La Corte di Appello aveva sostenuto che il contratto collettivo di riferimento condiziona il riconoscimento del buono pasto all’effettuazione della pausa pranzo, cui l’interessata aveva rinunciato. I giudici dell’appello avevano evidenziato che la circolare ministeriale del 1998, nel riconoscere la possibilità del dipendente di rinunciare alla pausa con mantenimento del diritto al buono pasto, si riferiva al caso di specifiche ragioni organizzative di interesse dell’Amministrazione, che, nel caso di specie, non erano sussistenti essendosi realizzata una volontaria rinuncia della dipendente.

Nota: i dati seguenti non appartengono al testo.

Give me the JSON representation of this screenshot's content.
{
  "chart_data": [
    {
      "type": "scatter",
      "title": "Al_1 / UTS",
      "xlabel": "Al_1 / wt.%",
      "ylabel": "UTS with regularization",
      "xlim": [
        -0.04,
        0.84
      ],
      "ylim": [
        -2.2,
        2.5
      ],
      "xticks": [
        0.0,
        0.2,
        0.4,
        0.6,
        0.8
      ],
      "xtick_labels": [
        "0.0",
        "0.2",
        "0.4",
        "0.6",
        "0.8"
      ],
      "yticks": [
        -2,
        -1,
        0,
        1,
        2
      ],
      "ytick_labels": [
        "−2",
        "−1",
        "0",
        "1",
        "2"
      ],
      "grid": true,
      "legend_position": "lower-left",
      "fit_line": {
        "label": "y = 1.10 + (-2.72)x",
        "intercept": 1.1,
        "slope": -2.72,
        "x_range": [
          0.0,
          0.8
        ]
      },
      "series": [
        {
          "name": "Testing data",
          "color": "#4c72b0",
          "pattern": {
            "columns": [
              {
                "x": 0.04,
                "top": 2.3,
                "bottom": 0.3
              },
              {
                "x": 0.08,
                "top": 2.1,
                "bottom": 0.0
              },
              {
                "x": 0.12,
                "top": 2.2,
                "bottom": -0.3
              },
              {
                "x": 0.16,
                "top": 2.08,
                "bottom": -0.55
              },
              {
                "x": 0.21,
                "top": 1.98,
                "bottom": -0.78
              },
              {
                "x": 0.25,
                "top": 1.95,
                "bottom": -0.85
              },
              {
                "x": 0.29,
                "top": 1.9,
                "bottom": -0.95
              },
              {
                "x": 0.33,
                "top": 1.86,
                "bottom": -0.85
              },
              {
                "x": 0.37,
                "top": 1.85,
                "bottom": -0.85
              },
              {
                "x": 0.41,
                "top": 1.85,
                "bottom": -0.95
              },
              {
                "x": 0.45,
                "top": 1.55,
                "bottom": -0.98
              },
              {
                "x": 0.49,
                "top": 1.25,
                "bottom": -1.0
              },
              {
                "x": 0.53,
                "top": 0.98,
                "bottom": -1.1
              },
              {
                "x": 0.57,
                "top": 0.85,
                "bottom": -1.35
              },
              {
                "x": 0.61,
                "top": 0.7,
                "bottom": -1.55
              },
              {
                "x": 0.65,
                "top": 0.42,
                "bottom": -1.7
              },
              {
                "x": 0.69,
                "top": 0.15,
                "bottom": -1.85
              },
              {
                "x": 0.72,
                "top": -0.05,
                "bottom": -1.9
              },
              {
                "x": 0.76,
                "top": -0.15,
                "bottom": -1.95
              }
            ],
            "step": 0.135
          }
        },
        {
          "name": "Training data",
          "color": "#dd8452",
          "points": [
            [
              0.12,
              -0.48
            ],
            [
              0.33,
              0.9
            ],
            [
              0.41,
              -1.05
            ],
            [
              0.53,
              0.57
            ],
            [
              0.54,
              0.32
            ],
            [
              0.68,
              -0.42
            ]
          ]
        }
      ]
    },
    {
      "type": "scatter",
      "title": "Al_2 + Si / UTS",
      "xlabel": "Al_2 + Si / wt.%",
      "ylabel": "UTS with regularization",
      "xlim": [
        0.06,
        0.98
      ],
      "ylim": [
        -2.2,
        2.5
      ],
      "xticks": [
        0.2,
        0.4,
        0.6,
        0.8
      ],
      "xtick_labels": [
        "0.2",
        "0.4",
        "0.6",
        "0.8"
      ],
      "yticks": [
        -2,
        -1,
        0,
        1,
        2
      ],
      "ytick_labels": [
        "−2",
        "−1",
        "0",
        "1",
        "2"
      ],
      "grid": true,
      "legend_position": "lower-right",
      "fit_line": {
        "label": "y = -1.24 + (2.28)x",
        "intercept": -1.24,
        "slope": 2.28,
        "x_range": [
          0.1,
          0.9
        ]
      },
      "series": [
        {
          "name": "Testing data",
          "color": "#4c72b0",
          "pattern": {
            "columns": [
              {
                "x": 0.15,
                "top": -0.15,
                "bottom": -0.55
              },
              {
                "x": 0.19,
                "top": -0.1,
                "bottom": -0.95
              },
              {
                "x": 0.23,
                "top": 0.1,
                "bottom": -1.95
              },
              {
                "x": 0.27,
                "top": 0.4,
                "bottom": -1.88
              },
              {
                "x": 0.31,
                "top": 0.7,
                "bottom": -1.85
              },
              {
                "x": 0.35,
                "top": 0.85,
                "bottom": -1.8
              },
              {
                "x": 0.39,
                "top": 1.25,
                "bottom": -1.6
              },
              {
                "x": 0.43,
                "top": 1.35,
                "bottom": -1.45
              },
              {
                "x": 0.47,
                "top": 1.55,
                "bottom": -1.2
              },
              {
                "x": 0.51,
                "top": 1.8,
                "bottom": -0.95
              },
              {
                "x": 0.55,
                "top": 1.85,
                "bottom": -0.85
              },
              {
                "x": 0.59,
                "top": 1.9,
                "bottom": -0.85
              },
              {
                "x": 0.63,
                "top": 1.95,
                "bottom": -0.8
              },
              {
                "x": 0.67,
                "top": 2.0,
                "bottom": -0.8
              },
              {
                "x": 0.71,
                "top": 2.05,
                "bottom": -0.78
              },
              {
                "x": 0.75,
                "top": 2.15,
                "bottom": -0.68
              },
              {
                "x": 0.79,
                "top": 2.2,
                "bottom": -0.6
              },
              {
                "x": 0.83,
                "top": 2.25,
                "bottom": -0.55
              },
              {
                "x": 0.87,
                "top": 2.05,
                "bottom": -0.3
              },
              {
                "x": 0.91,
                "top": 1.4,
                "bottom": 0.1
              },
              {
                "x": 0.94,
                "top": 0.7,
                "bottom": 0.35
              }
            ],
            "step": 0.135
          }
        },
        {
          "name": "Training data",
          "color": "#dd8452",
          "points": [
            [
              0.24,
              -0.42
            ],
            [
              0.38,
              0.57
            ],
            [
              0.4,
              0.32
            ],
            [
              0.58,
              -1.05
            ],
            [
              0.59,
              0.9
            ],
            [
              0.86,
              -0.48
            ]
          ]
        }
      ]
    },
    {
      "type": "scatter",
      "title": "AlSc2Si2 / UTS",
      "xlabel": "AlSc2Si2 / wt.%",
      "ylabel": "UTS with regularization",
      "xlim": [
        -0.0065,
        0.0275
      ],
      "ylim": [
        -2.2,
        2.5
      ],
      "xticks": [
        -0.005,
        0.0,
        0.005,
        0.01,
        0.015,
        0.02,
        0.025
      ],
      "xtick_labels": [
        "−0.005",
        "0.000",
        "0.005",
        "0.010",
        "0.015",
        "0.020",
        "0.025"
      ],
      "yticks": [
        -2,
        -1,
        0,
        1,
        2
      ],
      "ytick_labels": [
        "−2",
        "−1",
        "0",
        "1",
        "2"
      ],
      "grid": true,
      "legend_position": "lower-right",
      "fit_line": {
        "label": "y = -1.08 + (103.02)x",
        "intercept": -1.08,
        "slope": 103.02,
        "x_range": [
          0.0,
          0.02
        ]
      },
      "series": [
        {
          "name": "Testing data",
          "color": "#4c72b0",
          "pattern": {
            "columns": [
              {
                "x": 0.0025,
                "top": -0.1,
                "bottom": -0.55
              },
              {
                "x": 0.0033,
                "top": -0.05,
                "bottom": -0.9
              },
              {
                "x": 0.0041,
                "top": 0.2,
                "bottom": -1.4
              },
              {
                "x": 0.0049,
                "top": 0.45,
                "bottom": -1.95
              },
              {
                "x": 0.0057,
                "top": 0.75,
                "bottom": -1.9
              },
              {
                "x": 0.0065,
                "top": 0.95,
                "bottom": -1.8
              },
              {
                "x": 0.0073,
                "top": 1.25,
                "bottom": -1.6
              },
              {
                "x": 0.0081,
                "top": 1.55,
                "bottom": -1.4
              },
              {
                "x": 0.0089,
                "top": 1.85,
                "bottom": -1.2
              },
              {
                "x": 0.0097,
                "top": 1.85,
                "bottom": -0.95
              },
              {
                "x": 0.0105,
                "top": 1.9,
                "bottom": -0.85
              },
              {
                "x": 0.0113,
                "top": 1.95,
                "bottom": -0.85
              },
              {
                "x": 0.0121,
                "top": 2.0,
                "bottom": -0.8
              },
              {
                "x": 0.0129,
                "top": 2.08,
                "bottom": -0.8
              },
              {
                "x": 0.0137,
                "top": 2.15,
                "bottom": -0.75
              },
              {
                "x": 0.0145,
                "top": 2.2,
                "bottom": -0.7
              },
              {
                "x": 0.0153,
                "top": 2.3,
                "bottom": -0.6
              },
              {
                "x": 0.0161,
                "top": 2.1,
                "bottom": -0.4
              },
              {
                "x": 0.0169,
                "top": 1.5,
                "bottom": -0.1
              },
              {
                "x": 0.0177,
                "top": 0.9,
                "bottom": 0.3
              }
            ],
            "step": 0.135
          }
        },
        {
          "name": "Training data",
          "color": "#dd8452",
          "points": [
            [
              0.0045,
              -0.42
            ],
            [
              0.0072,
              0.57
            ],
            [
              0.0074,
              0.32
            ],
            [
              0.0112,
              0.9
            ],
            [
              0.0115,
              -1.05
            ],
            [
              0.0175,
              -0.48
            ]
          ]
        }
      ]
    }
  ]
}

La Suprema Corte ha confermato la decisione sostenendo il principio per cui il diritto alla fruizione dei buoni pasto ha natura assistenziale e non retributiva, finalizzata ad alleviare, in mancanza di un servizio mensa, il disagio di chi sia costretto, in ragione dell’orario di lavoro osservato, a mangiare fuori casa. Il diritto in questione, dunque, dipende strettamente dalle previsioni delle norme o della contrattazione collettiva che ne consentono il riconoscimento e, in particolare, qualora sia connesso ad una pausa destinata al pasto, il sorgere del diritto dipende dal fatto che la pausa sia in concreto fruita.

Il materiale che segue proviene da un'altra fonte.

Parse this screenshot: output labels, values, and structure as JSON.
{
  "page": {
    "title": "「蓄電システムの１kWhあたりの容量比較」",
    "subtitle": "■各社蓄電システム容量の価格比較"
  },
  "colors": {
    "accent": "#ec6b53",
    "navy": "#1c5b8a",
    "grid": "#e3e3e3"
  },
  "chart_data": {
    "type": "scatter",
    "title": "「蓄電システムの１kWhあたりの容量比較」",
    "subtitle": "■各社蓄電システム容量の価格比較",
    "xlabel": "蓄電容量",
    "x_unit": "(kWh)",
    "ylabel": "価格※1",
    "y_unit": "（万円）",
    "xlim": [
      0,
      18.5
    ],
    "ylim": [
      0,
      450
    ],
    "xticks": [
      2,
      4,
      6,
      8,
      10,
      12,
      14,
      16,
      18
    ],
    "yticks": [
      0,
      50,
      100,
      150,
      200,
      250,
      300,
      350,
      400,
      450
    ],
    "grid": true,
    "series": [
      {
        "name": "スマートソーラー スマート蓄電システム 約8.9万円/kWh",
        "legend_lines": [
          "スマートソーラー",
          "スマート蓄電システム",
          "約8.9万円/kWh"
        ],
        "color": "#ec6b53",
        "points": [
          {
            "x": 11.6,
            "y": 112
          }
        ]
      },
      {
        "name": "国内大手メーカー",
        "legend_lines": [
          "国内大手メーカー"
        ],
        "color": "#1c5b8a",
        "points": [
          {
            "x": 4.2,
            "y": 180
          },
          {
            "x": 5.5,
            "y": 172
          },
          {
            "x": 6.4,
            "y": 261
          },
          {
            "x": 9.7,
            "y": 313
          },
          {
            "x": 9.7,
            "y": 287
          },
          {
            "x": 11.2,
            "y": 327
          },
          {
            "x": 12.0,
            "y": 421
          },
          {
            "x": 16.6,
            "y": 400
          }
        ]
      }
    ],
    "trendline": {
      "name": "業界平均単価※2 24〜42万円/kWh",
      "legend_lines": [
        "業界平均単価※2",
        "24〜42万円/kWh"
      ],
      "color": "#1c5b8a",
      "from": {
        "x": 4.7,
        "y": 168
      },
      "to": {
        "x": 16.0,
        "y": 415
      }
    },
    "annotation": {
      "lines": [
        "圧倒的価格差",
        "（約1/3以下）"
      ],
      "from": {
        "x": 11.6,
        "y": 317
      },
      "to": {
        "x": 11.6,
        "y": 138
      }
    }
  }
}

Nel caso affrontato, i presupposti del diritto sono fissati dal contratto collettivo, secondo cui il buono pasto viene attribuito per la singola giornata lavorativa nella quale il dipendente effettua un orario di lavoro ordinario superiore alle sei ore, con la relativa pausa all’interno della quale va consumato il pasto. Poiché è risultato pacifico che la rinuncia alla pausa pranzo sia dipesa da una scelta della lavoratrice, non sono stati ritenuti integrati gli estremi cui la disciplina collettiva subordina il diritto alla fruizione dei buoni pasto.

Per la Suprema Corte, inoltre, non ha rilievo la autenticità o meno della rinuncia della lavoratrice propriamente ai buoni pasto, in quanto è sufficiente che vi sia stata abdicazione alle pause, quale elemento necessario al riconoscimento del diritto.